Aruna menyesap lagi soda kalengan yang tadi diambil dari lemari es.
"Udah deh, Ra. Bilang aja lo mau nyeramahin gue terus. Gue manggil lo ke sini buat curhat soal Eryk, eh tapi lo malah ngomongin soal Damar. Jangan bikin gue jadi pihak yang paling jahat lho ya?"
"Astaga, Ruun. Emang yang paling jahat lo kan?"
"Yang paling jahat itu mamanya Eryk. Paham?"
Ira melipat tangan di depan dada. "Ya tapi nggak harus...,"
Bunyi bel terdengar.
"Siapa?" tanya Ira.
"Damar." Aruna menjawab singkat. Ia membuang napas panjang. Bungkus rokok beserta asbak dimasukkannya ke dalam laci kitchen set. "Lo masak apa kek, biar rame."
"Padahal gue baru mau pamit pulang. Lo sih, bilang Damar kemungkinan nginap di rumah orangtuanya."
"Ya mana gue tau dia bakal balik cepat? Udah lo masak aja cepetan." Aruna melangkahkan kaki meninggalkan pantri. Bel berbunyi lagi untuk ketiga kali.
"Lo pulang?" kata Aruna setelah pintu terbuka.
Damar melewatinya setelah mengucapkan salam. Damar mungkin tahu ada tamu di rumah, jika ia memerhatikan dua pasang sepatu wanita di depan pintu masuk tadi.
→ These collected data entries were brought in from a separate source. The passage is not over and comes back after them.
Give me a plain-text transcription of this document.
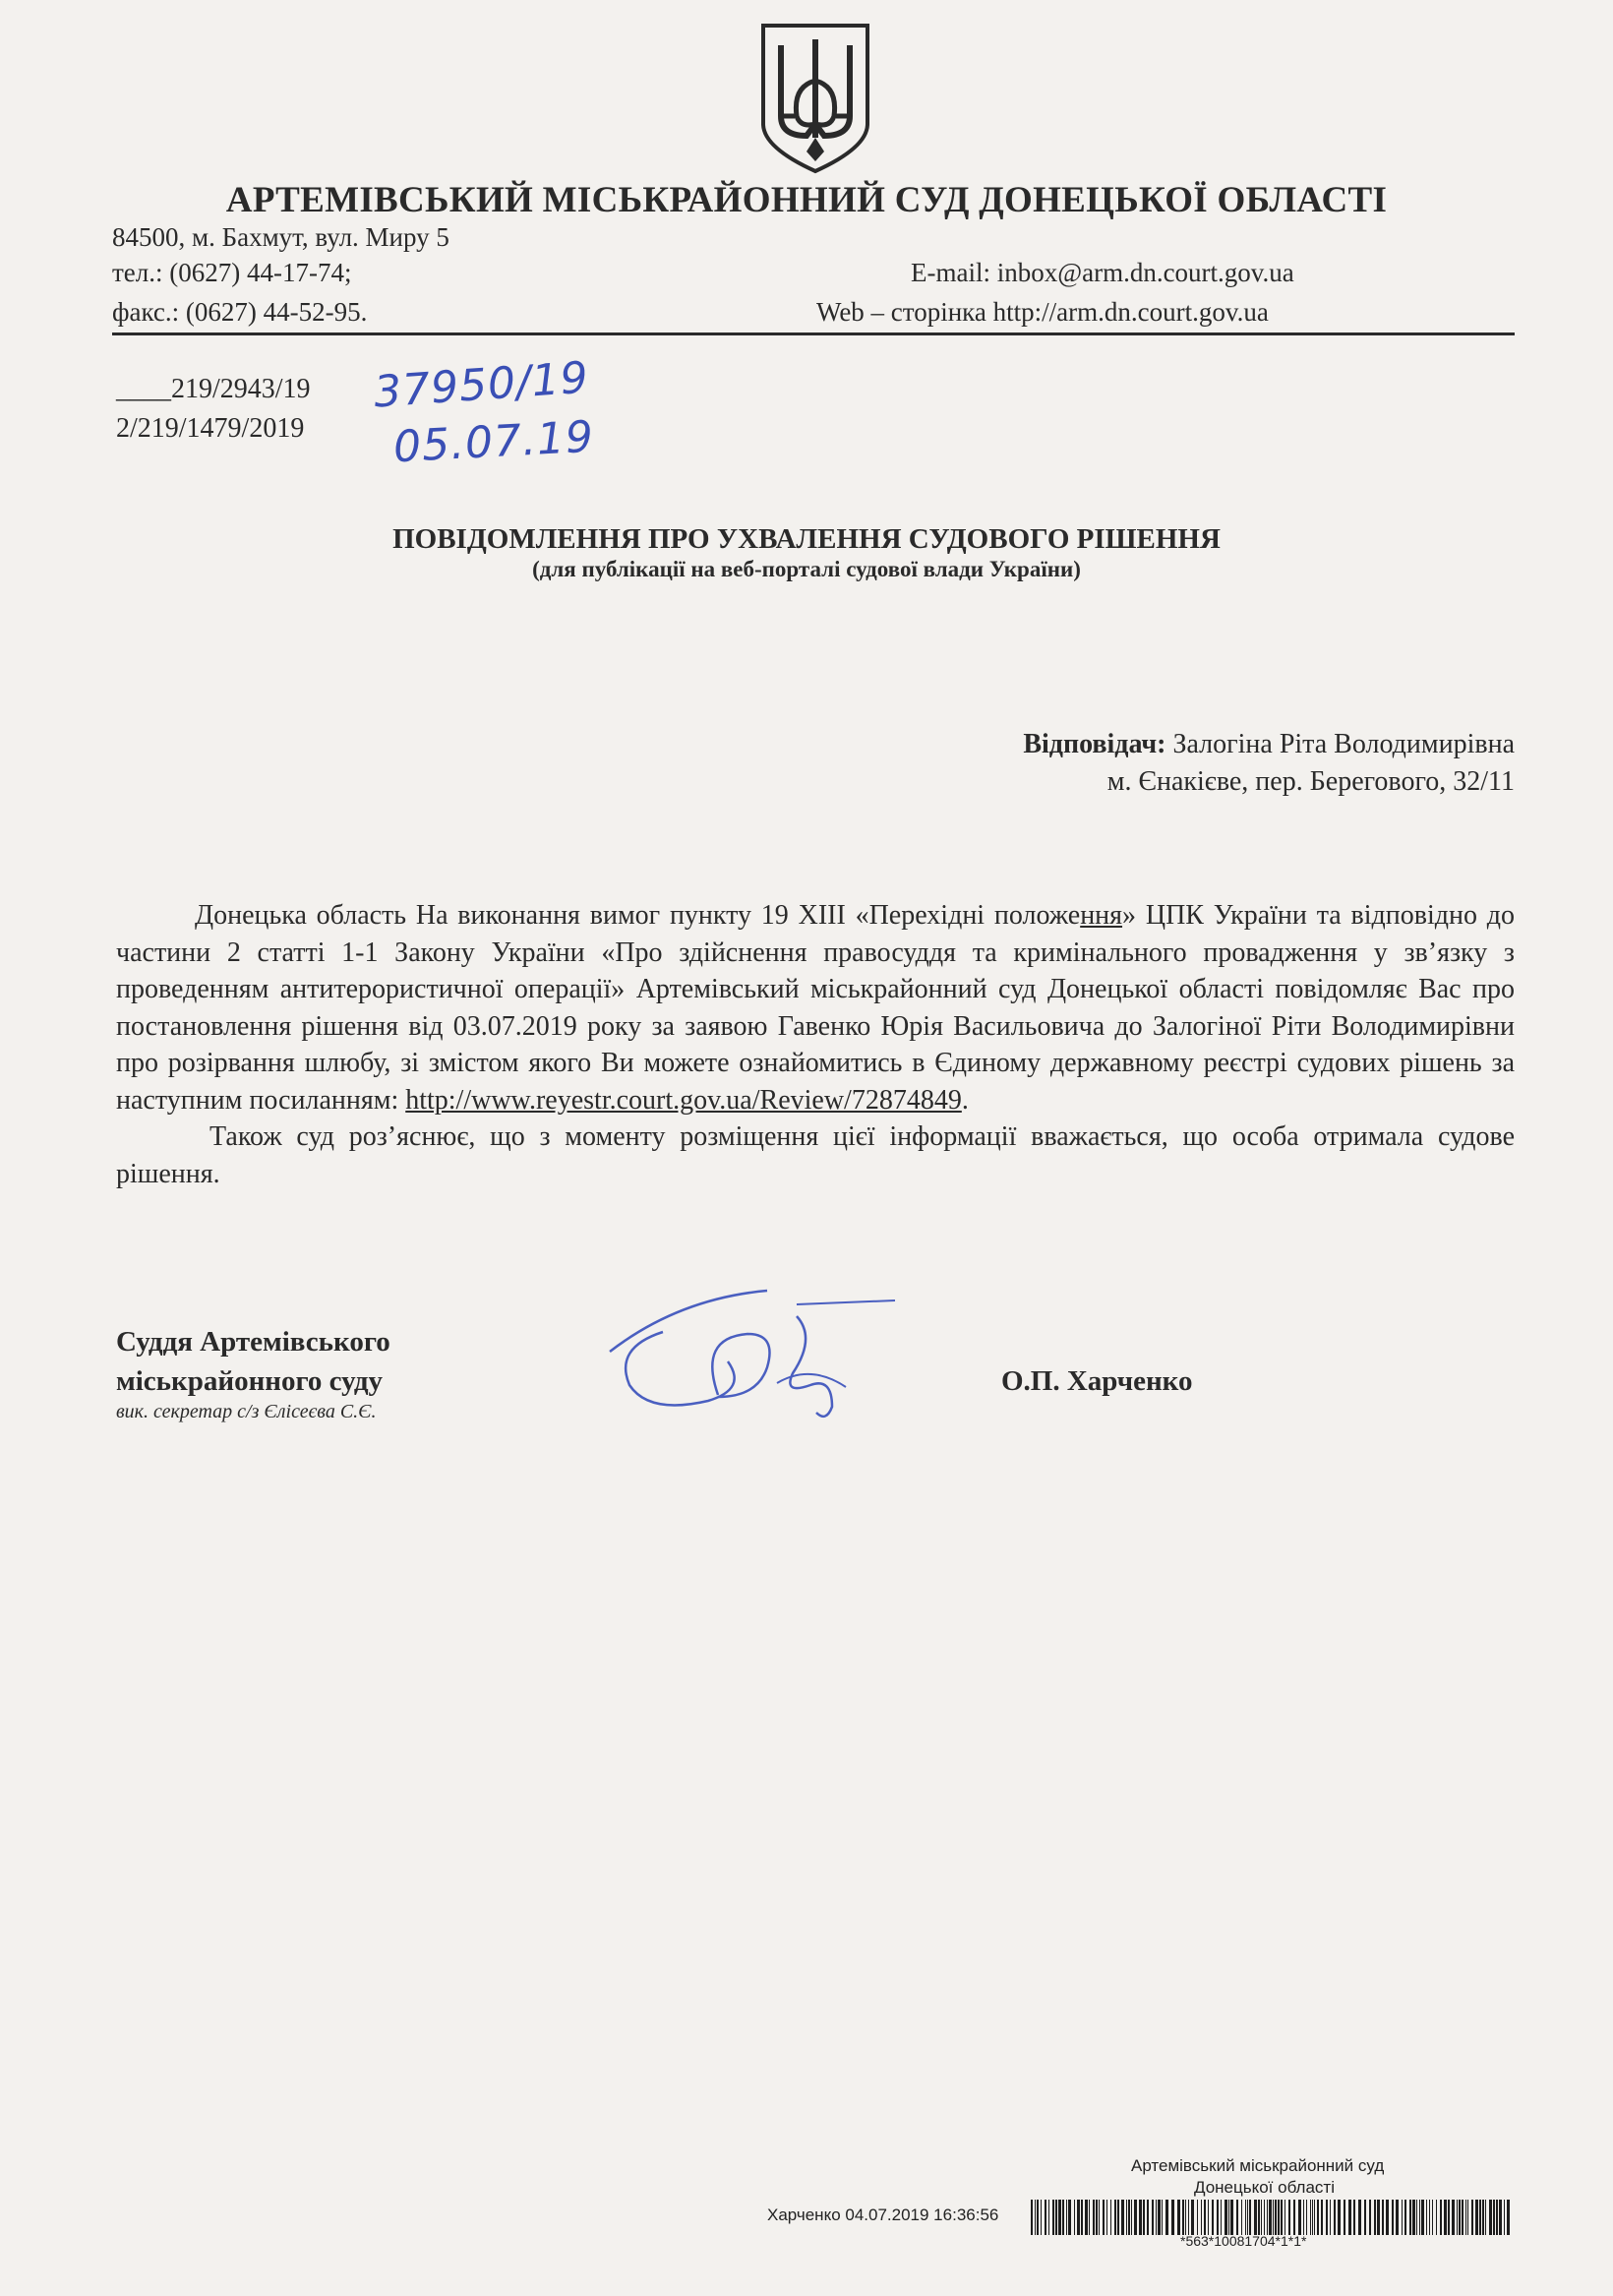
АРТЕМІВСЬКИЙ МІСЬКРАЙОННИЙ СУД ДОНЕЦЬКОЇ ОБЛАСТІ
84500, м. Бахмут, вул. Миру 5
тел.: (0627) 44-17-74;
факс.: (0627) 44-52-95.
E-mail: inbox@arm.dn.court.gov.ua
Web – сторінка http://arm.dn.court.gov.ua
____219/2943/19
2/219/1479/2019
37950/19
05.07.19
ПОВІДОМЛЕННЯ ПРО УХВАЛЕННЯ СУДОВОГО РІШЕННЯ
(для публікації на веб-порталі судової влади України)
Відповідач: Залогіна Ріта Володимирівна
м. Єнакієве, пер. Берегового, 32/11

Донецька область На виконання вимог пункту 19 XIII «Перехідні положення» ЦПК України та відповідно до частини 2 статті 1-1 Закону України «Про здійснення правосуддя та кримінального провадження у зв’язку з проведенням антитерористичної операції» Артемівський міськрайонний суд Донецької області повідомляє Вас про постановлення рішення від 03.07.2019 року за заявою Гавенко Юрія Васильовича до Залогіної Ріти Володимирівни про розірвання шлюбу, зі змістом якого Ви можете ознайомитись в Єдиному державному реєстрі судових рішень за наступним посиланням: http://www.reyestr.court.gov.ua/Review/72874849.

Також суд роз’яснює, що з моменту розміщення цієї інформації вважається, що особа отримала судове рішення.

Суддя Артемівського
міськрайонного суду
вик. секретар с/з Єлісеєва С.Є.
О.П. Харченко
Артемівський міськрайонний суд
Донецької області
Харченко 04.07.2019 16:36:56
*563*10081704*1*1*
"Kenapa? Rumah ini juga masih rumah saya."
"Ya. Emang lo yang beli ya kan?" Aruna membalas cepat. Ia mengikuti langkah Damar. "Ira lagi masak. Kali aja lo pengen tau, siapa tamu gue dan lagi ngapain."
Damar tidak merespon, ia hanya memilih melakukan apa yang ingin dilakukannya dalam diam. Ia meminum air putih, dan terdengar membalas sapaan Ira.
"Maaf ya, dapurnya mau diberantakin. Aku mau masak random aja sih. Oh, ya, kamu suka masakan pedas nggak?" tanya Ira kepada Damar.
"Saya masih kenyang."
"Oh, nggak pa-pa. Buat makan malam kan? Suka gurame asam manis?" tanya Ira lagi.
"Di kulkas nggak ada gurame, Ra." Aruna masuk ke pantri dan bersedekap. "Lagian tadi lo mau masak tom yam kan?"
"Abis kayaknya lo pernah bilang kan Damar doyan sama gurame asam manis?" Ira mengambil panci yang kemudian diisi air.
Aruna mengerutkan kening. "Emang gue pernah bilang gitu ya? Gue nggak pernah ingat."
"Emang ya ingatan lo tuh pendek banget."
Aruna memang tidak bisa mengingat apakah ia pernah mengatakannya atau tidak sampai Ira mengingatkannya.
"Yang waktu kita makan bareng di resto masakan Sunda itu lho, Run."
Ingatannya memang pendek jika menyangkut Damar. Tapi waktu itu ia tidak mengatakannya karena faktor kesengajaan. Mungkin waktu itu ia kehabisan topik pembicaraan?
Bagaimana mungkin ia bisa mengingat makanan kesukaan Damar?
"Oh, ya. Dam. Kamu pasti tau dong makanan favoritnya Aruna?"
Aruna melotot ke arah Ira.
"Nggak penting banget deh tuh pertanyaan. Nggak usah dijawab. Nggak bakal inget juga."
"Ayam goreng tepung." Damar menjawab singkat, sebelum menambahkan lagi. "Burger nggak pake pickles."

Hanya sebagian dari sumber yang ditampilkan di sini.